I am 27 years old and work as a freelance artist and writer. For a few years I did quite well, but during the last year consistent work has been hard to come by. As a result, I have amassed almost $20,000 in credit-card debt. I held on too long to the belief that another lucrative freelance job was just around the corner. If I don't do something soon, I am going to start missing payments, something I have never done before.
A few friends have suggested either going to a debt consolidation firm or filing for bankruptcy. Telling a judge that I simply haven't managed my money well seems like a lousy excuse. But a friend said that if I go to a debt consolidation firm, it would reflect badly on my credit.
I know you are pretty harsh on people who display a lack of intelligence when it comes to their finances, so I am prepared to take my medicine.
You're not stupid, just young.

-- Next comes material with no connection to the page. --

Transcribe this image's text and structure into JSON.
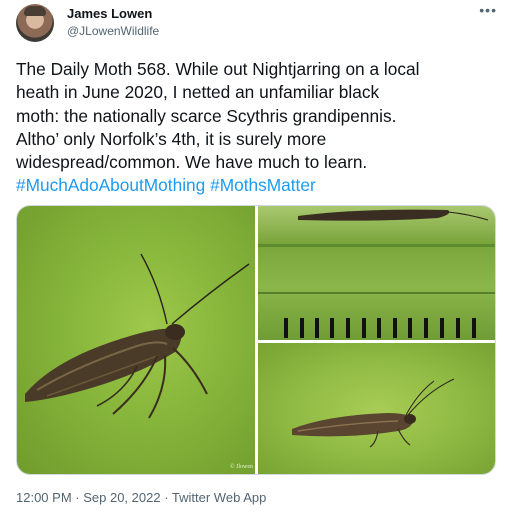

You thought the good times would last forever, so you failed to cut back on your spending or establish an emergency fund to tide you over in the lean times that come to every freelancer.
Your first step is, obviously, to get a job - any job. You also need to stop using the cards and figure out ways to save money. Check out Amy Dacyczyn's book, "Tightwad Gazette," for the ultimate guide to frugality.
Stay away from for-profit debt consolidation firms. Instead, give Consumer Credit Counseling a call; the number is in your local phone book. This nonprofit group offers free classes in money management, as well as debt management plans.
The debt management plans are what may affect your credit rating, but if you're in danger of missing monthly payments, they are still better than bankruptcy.